Alesya tak ingin berlama-lama disana. Tapi, ia juga tak akan bisa kabur begitu saja. Alesya terduduk di tepi ranjang, pikirannya memutar kilas balik, saat ia baru saja keluar dari mobil pria itu yang telah mengusirnya. Hanya baru beberapa langkah berjalan tiba-tiba sebuah mobil kijang hitam menyorotnya begitu tajam, sampai-sampai Alesya menutup wajah dengan lengannya.

Saat cahaya di depannya mulai meredup, Alesya mulai bisa menangkap sosok orang-orang yang mendekat ke arahnya kemudian menangkapnya tanpa ampun.

"Eh apa-apaan kalian!" elaknya menghempaskan tangan-tangan kekar yang menarik tangannya kasar. Kepalanya ditutup oleh kain hitam dan kedua tangannya diikat ke belakang. Alesya sudah seperti tahanan yang kabur dari sel penjara. Mulut Alesya dibekap kain hitam yang membuatnya tak bisa berteriak.

Sayup-sayup Alesya bisa mendengar saat tubuhnya diseret mendekat ke dalam mobil.

"Jangan terlalu kasar, anak itu aset terbaikku. Tak lama lagi akan dipakai oleh pengusaha kaya raya, Aku tidak mau ada luka di tubuhnya" titah Grace pada anak buahnya. Alesya bisa sangat mengenal suara wanita itu. Wanita yang sudah merenggut masa muda keemasannya. Menghancurkan mimpinya saat ingin menggapai cita-citanya.

Berkali-kali mengelak, Alesya akhirnya diam saat bisikan wanita iblis itu kembali berdengung di telinganya. "Diam atau ayah ibumu aku habisi!"

Dibalik kain hitam yang menutup seluruh kepalanya, Alesya menangis pilu. Hatinya hancur berkeping-keping. Tidak bisakah ia keluar dari garis takdir memuakan ini? Kenapa harus dirinya? Kenapa Tuhan begitu jahat padanya?

Disampingnya, Grace hanya tersenyum tipis mengangkat sudut bibirnya. Sudah menjadi kesenangannya melihat penderitaan Alesya. Setiap rintihan napas lelah Alesya akan kehidupan selalu menjadi pemuas batin yang serasa terbalaskan pada diri Grace. Entah, apa yang sebenarnya terjadi padanya Alesya bahkan tidak mengerti.

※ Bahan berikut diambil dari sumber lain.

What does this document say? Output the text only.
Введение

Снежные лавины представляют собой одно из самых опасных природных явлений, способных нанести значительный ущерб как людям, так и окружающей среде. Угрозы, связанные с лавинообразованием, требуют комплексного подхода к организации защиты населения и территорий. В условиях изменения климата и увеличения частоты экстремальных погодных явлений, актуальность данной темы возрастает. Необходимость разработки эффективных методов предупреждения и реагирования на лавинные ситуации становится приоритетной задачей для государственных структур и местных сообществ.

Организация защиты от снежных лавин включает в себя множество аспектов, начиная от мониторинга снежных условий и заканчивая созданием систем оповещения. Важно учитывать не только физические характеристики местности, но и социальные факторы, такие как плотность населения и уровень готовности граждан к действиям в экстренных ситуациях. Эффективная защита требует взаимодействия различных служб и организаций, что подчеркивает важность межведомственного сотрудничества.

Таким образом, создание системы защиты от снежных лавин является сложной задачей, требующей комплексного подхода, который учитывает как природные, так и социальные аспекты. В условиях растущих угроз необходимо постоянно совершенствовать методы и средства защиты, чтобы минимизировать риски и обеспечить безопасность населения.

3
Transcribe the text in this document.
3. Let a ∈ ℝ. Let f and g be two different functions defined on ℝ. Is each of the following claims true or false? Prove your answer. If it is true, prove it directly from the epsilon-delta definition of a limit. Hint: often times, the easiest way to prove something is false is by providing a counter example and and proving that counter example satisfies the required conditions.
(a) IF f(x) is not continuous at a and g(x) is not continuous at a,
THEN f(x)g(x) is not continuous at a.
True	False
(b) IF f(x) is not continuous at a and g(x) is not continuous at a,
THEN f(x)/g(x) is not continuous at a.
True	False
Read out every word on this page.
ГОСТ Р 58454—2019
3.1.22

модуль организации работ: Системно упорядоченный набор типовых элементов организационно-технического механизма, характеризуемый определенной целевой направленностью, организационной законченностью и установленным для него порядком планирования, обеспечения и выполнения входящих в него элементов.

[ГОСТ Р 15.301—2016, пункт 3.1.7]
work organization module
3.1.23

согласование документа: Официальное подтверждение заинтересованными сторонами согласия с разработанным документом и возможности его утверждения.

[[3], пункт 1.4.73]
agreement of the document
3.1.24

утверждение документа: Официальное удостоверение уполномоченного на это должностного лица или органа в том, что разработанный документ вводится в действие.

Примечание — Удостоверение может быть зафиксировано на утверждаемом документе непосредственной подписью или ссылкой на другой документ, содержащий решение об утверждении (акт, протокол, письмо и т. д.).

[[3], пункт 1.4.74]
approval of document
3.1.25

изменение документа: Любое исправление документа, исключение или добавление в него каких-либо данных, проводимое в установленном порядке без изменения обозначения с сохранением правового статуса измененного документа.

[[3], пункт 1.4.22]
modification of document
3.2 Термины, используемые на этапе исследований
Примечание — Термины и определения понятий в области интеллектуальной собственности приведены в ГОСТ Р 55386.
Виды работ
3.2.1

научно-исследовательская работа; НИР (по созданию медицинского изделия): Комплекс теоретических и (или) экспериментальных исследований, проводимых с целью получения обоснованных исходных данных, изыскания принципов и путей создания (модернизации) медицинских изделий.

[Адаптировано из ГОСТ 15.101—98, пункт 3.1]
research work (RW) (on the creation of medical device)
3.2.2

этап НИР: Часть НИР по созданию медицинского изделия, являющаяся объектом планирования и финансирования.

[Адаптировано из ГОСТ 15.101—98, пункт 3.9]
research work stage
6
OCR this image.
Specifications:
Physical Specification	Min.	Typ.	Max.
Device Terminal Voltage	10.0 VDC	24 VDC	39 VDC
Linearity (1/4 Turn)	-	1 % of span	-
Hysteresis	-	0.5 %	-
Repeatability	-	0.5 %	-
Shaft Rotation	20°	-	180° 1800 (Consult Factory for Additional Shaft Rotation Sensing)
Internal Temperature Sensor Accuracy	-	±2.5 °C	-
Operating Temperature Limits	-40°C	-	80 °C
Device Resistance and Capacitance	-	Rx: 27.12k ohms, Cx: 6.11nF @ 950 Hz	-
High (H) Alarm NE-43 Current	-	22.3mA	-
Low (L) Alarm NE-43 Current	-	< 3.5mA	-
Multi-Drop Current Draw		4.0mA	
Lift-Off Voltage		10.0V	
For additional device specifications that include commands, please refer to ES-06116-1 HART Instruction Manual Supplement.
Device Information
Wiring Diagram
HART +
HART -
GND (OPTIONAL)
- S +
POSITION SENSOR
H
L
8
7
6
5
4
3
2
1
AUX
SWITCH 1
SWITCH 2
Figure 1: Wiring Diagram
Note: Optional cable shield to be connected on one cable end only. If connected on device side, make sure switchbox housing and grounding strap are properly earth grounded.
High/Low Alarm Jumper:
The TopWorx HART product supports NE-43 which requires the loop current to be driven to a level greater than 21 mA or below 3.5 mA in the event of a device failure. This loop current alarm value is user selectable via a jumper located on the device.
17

Alesya menghapus air mata di wajahnya. Sejenak Alesya melupakan kesedihannya. Bagaimana pun caranya ia harus melarikan diri.

Alesya terdiam saat mendengar seseorang membuka kunci kamar pengap itu. Ia bersiaga saat mengira kalau yang membuka kamar itu adalah Grace.

Namun, ketakutannya menjadi luruh saat menangkap wajah seorang pria yang melihatnya dengan tatapan datar.

"Kau.." telunjuk Alesya menggantung di depan pria itu.

"Dengar, jangan pernah melawan Grace, ikuti kemauannya maka nanti akan kau temukan kebenaranmu!" perkataan pria misterius itu berhasil membuat Alesya mematung. Setengah hatinya tidak percaya, karena Grace adalah pembawa malapetaka selama hidupnya, sampai kapanpun.